ところで、おかしなことを言うようだが、私はこのオペラでシャープレスが歌うすべてのパートが大好きで、影の主役は彼ではないかと思っている。プッチーニは「星条旗よ永遠なれ」と「君が代」の転回形をオペラで多用しており、その多くをシャープレスが歌う。須藤慎吾さんのシャープレスは大人の表現で、とても説得力があった。シャープレスの旋律は本当に在り難い…この役を歌う歌手はその価値を熟知しているとか確信した。

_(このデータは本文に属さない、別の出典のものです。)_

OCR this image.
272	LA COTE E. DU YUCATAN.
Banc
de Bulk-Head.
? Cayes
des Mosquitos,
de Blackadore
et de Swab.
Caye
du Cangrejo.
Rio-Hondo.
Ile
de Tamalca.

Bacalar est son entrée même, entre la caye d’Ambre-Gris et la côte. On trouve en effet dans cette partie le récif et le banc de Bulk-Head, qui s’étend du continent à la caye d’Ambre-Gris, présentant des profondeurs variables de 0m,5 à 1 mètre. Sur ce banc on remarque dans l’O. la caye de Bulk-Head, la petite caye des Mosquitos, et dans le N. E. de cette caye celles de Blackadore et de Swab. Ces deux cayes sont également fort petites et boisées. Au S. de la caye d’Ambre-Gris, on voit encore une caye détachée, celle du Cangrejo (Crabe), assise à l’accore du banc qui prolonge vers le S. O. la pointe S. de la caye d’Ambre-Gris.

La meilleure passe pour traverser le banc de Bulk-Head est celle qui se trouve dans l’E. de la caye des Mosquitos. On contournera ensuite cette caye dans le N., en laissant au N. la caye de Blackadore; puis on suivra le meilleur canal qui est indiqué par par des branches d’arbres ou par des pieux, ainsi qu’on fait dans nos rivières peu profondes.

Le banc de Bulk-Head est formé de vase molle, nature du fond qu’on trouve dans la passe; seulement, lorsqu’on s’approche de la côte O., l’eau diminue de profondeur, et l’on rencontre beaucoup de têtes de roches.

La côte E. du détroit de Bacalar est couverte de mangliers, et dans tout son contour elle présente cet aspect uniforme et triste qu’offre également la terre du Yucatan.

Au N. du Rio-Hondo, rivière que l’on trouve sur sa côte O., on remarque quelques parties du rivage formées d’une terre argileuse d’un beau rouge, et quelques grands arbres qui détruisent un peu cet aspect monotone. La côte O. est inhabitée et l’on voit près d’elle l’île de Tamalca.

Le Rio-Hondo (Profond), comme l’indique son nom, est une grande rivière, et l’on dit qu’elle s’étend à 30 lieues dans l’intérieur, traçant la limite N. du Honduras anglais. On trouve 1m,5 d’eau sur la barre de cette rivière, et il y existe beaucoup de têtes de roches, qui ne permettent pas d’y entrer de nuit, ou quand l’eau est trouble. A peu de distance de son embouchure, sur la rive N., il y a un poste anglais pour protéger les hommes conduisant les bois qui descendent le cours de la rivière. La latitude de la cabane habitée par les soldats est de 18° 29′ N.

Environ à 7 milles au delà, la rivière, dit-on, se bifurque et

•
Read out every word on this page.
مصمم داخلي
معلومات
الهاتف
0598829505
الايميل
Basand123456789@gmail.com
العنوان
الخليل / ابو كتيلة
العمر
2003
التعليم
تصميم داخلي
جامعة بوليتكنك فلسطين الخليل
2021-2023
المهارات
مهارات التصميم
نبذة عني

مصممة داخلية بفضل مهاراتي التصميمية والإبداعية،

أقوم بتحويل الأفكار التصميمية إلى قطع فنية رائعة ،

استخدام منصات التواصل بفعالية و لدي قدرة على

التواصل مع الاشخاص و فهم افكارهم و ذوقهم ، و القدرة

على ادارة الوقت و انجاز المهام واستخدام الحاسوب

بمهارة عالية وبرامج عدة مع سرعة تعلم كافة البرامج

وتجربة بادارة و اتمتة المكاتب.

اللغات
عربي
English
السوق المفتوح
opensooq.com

「このオペラをどう思うか」ということが、上演のクオリティを決定するのだとも思った。ピンカートンを過激に悪者扱いしたミキエレット演出には違和感がある。ピンカートンは凡庸な若い男で、残酷なマフィアでも性格異常者でもない。レンツェッティ氏は「日本でもイタリアでもよくある話だと思う」と語ってくれた。私もずっとそう思っていた。政治的な主張が強すぎると、ラブストーリーではなくなってしまう。ピンカートンも蝶々さんもスズキも「普通の人」なのだ。普通の人の人生に起こる奇妙な奇蹟、虹の瞬間について書いたのがプッチーニだった。虹はなぜ起こるのか、光学的に分析したからといって虹の美しさが消えるわけではない。素朴な命が、この地上にある限られた時間で命がけで輝こうとする瞬間を作曲家は描いた。そんな密やかなアイデアを、同時代の作曲家は持つことが出来なかったのかも知れない。そのせいで『蝶々夫人』の初演は失敗作とされた。

 暴力や戦闘精神が「いずれ卒業しなければならない人間の古い本性」だということは、何度語っても語りすぎることはない。音楽家には強さが必要だが…それが戦闘心やつまらないサバイバル精神につながっていたとしたら、音楽は延々と古臭くて陳腐で色合いを欠いた単色のものになる。レンツェッティの音楽を聴いて、この指揮者はとてつもなく孤独で勇敢な道を歩いてきた人なのではないかと思った。蝶々さんも、ピンカートンも、ゴローもヤマドリも、滑稽な存在ではなくひとつひとつの貴重な命で、戯画的に描かれている人物は一人もいなかった。

 奥深い真実に気づいてしまったとき、手慣れた自分のやり方ではうまくいかないように思えて、新しく生まれ変わったような表現になる…この日の佐藤康子さんの蝶々さんは、まさにそんな「今生まれたばかりの」ヒロインだった。レンツェッティも、このプロダクションと歌手、オーケストラのための一期一会の指揮をしていたと思う。指揮者の研ぎ澄まされた美意識は、時々ひやりとするほど本質的なもので、自分がいかに鈍感さを盾にこの世で生きていたかを思い知らされる。このオペラを初めて見る人のために、指揮者は完全に影に隠れる…ということもしていたと思う。何故そんな凄いことが出来るのか…。

カーテンコールでは小さな小さな蝶々さんの子供を抱きかかえていたレンツェッティ。初日の子役を演じた木村日鞠さんは2015年2月生まれだから、4歳になったばかり。原作に最も近い子供役だった。オペラは6/7、6/9にも上演が行われる。